Dans un entretien à La Croix, le cardinal Vingt-Trois analyse , après le synode et la possibilité de donner la Très Sainte Communion aux couples en situation d’adultère, que

« certains sont très inquiets parce qu’ils pressentent que l’avenir des bonnes pratiques ne dépend pas du règlement mais de la motivation des gens qui les portent, et comme ils ne sont pas sûrs de leurs motivations, ils ont besoin que l’échafaudage soit plus fort ».
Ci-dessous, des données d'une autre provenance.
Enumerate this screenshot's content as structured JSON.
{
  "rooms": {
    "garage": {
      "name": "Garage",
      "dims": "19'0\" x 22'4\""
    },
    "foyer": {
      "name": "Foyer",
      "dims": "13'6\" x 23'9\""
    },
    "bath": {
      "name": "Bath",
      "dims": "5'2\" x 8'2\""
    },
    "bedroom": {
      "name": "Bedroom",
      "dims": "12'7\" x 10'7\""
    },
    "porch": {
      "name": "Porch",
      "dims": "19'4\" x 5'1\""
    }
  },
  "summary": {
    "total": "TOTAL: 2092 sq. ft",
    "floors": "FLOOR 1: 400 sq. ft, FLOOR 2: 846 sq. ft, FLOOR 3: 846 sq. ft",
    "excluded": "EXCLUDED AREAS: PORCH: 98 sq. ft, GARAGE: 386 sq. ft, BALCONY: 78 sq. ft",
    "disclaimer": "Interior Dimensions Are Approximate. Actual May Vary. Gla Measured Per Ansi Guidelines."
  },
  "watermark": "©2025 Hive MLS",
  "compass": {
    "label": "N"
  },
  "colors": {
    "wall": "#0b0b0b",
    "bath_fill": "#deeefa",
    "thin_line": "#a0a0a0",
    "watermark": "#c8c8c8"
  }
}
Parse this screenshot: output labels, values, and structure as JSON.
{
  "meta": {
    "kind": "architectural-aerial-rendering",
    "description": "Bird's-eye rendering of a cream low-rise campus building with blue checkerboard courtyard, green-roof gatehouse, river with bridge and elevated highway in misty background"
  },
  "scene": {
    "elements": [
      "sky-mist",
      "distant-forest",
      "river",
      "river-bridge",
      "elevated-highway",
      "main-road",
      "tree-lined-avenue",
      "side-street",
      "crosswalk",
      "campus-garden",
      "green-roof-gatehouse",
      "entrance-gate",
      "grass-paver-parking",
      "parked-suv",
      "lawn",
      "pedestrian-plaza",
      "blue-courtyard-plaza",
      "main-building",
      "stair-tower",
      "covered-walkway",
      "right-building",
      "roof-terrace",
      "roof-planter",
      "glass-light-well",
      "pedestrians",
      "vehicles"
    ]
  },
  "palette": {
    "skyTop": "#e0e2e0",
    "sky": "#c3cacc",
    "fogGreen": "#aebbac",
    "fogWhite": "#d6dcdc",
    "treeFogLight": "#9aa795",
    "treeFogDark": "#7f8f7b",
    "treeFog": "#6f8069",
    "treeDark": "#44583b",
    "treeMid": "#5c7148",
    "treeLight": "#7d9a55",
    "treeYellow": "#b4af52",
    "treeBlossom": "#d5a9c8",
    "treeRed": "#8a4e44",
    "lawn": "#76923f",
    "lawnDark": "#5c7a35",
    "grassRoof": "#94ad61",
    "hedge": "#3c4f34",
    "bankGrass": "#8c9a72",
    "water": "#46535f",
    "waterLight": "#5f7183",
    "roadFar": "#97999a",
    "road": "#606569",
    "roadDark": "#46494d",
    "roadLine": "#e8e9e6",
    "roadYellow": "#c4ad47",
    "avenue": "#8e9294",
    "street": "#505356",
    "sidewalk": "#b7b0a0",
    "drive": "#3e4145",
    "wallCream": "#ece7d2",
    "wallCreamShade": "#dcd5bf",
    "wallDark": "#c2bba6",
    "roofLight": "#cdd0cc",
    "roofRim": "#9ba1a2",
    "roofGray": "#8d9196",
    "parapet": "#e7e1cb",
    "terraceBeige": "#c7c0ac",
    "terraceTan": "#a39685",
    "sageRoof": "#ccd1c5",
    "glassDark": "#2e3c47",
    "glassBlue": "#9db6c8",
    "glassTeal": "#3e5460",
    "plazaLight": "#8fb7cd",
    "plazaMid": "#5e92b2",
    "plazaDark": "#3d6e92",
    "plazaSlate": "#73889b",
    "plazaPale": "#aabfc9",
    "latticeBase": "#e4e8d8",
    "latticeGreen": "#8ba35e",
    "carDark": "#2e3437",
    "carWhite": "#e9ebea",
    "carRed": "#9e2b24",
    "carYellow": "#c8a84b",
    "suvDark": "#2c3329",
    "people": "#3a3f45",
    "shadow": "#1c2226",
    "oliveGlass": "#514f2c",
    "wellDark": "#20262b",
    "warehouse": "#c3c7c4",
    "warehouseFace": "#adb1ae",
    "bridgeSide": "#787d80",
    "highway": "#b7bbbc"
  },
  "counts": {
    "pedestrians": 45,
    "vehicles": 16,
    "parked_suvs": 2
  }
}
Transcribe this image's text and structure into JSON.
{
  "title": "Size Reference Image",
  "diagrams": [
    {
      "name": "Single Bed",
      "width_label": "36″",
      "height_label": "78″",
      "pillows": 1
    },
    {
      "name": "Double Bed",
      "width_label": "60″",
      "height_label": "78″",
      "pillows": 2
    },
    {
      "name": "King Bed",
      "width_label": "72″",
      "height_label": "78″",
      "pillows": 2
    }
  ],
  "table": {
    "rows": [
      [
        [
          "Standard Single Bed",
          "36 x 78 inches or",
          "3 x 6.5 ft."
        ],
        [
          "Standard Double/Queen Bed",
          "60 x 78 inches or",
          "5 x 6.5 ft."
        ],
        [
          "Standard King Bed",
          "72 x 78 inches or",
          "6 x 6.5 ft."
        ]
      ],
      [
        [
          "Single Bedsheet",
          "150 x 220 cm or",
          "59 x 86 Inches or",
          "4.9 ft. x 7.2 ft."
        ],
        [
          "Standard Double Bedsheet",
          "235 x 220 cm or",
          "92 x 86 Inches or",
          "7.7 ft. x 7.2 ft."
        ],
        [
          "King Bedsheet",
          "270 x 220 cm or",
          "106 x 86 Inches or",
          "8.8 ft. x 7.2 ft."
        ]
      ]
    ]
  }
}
Le problème c’est que l’échafaudage en question a besoin d’être d’autant plus fort que les évêques sont souvent faibles, et que, oui, beaucoup sont inquiets des bonnes pratiques de nos évêques, dont on a vu l’incapacité ces dernières années, tant sur les plans liturgiques, doctrinaux, oecuméniques, scolaires, catéchétiques, etc. Alors une brèche sur le plan du mariage, nous savons comment cela se termine : comme pour le chant grégorien dont le Concile rappelait qu’il devait occuper la 1ère place et dont on n’entend plus chanter dans les paroisses, ce sera la distribution générale dans les paroisses. Exit les cas particuliers et la formation des consciences. D’ailleurs, soyons honnêtes : c’est déjà le cas. Et nos évêques savent bien que leurs curés n’ont que faire de cette casuistique d’échafaudage.